When Arthur Frank Vanek and Mona Inez Leeson wed on August 31, 1949 they linked the following family trees, [Maternal ~ Muench and Leeson] [Paternal ~ Vanek and Gremaux].
Arsene Gremaux, born in France. In 1847, when Arsene was four years old he sailed with his parents on the ship Vespace from the Port of LaHavre to New Orleans, Louisiana, United States of America. From there, the family moved to Indiana where there was a settlement of other French families. They had seven children, including a set of twins, Alice and Emil.
A family named Pernot also lived in Indiana. One of their daughters, Rosa, had asthma, which was a serious illness for a youngster. Rosa was sent to relatives who lived in Colorado where the climate was thought to be better for asthma.
In Colorado Rosa met Louis Resouches, who's father owned land, which later became the Union Pacific Railroad yards. The three sisters made a pact between themselves to never marry. But Rosa fell in love with Louis and they married and then moved to Parker, Colorado. They had three daughters, Olive, Clara and Julia. One of the Gremaux family was Clara's godfather. Louis Resouches was a prospector and they moved several times following mining, living in Silverton and Pueblo. Rosa tired of the boom and bust existence Louis' mining interests gave them so she divorced him, took their three daughters, and returned to her parents in Indiana for a time.

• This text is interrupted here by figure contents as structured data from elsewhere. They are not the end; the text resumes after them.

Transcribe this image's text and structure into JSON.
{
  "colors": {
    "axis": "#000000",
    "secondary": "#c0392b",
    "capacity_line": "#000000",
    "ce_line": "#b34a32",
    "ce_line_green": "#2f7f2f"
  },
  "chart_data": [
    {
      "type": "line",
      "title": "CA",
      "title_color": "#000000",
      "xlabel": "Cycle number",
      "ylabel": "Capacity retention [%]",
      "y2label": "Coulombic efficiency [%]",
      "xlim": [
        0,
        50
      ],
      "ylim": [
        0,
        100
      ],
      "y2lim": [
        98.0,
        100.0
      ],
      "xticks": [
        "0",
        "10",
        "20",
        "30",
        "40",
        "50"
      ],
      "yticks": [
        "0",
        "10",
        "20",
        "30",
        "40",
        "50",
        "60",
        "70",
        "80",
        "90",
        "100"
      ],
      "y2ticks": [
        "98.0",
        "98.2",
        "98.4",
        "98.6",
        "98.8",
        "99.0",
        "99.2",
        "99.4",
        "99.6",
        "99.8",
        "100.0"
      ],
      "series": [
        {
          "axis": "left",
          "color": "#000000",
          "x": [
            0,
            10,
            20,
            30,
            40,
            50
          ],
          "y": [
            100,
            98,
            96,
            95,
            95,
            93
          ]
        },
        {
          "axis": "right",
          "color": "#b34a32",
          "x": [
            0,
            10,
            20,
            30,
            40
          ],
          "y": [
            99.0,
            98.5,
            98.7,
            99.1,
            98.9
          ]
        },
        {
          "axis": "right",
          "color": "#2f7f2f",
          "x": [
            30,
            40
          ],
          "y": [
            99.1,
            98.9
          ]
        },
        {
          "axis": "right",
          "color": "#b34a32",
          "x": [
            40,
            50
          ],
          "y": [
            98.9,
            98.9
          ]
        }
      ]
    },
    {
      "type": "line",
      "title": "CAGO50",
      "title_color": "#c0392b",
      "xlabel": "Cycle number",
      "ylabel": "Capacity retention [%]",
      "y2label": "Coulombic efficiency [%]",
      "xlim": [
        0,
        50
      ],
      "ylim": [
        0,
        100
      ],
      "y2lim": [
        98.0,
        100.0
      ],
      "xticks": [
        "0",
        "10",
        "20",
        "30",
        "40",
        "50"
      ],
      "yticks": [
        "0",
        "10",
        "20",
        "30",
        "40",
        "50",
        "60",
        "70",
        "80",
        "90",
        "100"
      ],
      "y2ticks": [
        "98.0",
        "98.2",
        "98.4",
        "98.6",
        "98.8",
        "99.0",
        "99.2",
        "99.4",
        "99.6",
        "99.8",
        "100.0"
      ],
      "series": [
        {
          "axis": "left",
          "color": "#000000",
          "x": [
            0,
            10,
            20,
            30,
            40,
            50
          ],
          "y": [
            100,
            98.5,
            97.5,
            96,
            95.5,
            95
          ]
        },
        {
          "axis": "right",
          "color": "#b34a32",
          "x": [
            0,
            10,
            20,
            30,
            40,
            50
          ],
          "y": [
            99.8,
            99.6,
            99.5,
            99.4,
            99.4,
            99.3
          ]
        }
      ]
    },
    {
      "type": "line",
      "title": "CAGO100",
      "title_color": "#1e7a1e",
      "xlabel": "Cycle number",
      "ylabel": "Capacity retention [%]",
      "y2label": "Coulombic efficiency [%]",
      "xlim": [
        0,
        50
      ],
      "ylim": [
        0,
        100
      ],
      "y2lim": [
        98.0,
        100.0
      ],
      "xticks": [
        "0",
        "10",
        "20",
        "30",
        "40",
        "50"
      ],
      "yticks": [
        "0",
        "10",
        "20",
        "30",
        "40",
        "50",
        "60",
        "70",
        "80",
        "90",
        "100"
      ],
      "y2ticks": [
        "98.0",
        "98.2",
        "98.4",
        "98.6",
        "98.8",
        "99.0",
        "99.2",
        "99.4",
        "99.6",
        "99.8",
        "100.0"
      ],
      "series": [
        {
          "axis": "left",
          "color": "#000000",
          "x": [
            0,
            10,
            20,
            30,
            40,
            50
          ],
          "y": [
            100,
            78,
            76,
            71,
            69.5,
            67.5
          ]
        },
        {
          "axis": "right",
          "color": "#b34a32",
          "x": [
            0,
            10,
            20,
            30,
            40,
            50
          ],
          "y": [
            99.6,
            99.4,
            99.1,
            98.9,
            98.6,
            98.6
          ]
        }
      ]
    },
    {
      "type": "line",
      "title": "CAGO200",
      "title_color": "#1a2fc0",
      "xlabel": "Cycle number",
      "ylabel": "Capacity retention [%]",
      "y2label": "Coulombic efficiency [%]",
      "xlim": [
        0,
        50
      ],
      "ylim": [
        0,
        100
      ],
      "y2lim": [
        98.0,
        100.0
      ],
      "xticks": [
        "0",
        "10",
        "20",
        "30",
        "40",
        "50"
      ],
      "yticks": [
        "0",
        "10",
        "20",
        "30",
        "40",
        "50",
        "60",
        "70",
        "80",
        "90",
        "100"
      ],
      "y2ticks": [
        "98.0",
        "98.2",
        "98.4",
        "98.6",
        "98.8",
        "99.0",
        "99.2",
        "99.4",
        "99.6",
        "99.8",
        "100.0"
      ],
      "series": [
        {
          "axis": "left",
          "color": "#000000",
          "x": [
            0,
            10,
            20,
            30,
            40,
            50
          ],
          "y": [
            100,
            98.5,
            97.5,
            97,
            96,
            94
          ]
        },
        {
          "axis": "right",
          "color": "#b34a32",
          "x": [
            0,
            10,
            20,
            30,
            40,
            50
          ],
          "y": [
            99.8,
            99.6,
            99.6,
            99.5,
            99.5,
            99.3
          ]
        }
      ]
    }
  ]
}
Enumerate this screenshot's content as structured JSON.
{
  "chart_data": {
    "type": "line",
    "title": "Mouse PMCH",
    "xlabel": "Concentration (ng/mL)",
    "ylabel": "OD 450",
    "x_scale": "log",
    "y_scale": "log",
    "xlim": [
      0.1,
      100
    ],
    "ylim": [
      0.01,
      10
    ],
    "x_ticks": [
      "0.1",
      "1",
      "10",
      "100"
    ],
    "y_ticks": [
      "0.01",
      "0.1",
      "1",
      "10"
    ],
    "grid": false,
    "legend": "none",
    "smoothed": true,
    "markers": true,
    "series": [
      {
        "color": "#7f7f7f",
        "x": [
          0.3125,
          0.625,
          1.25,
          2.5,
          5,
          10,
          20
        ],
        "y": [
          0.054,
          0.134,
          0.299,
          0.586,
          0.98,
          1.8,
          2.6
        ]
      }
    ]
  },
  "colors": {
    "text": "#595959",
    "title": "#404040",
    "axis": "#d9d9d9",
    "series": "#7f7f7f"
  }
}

While they were in Indiana, the connection with the Gremaux's was resumed, and Clara's beauty bewitched Emil Gremaux. Emil and Clara were passionately in love and when she was 19 years old they conceived a baby. To avoid being ostracized, and uproar that would have ensued if the pregnancy became known, the Resouches family hurriedly sent their errant Gremaux son and his pregnant bride to Danvers, Montana where Clara's uncle, Frenchy Pernot, had a stage stop. Frenchy drove bull trains into Montana. Clara's mother, Rosa, returned to Pueblo, Colorado.
Emil and Clara filed for a homestead. They lived in a dugout house until the baby was due, and then went to the stage stop where their healthy son, Faulkner (Foxy) was born. Two years later, their daughter, Dorothy Ellen, was born.
When Clara became desperately ill a few years later, she returned to Indiana and was placed by her doctor in a sanitarium that cared for people with tuberculosis. At that time, the disease was considered a disgrace also, so the children weren't told what ailed their mother. Tuberculosis was generally fatal. Foxy was kept in Indiana by his grandparents, Arsene and Melinda Gremaux. Dorothy was sent to Colorado to her grandmother, Rosa Resouches.
Later, when the widowed Emil Gremaux married Edith Barney, Foxy and Dorothy were reunited with him at their ranch near Danvers, Montana.
Arsene and Melina Gremaux are both buried in Indiana.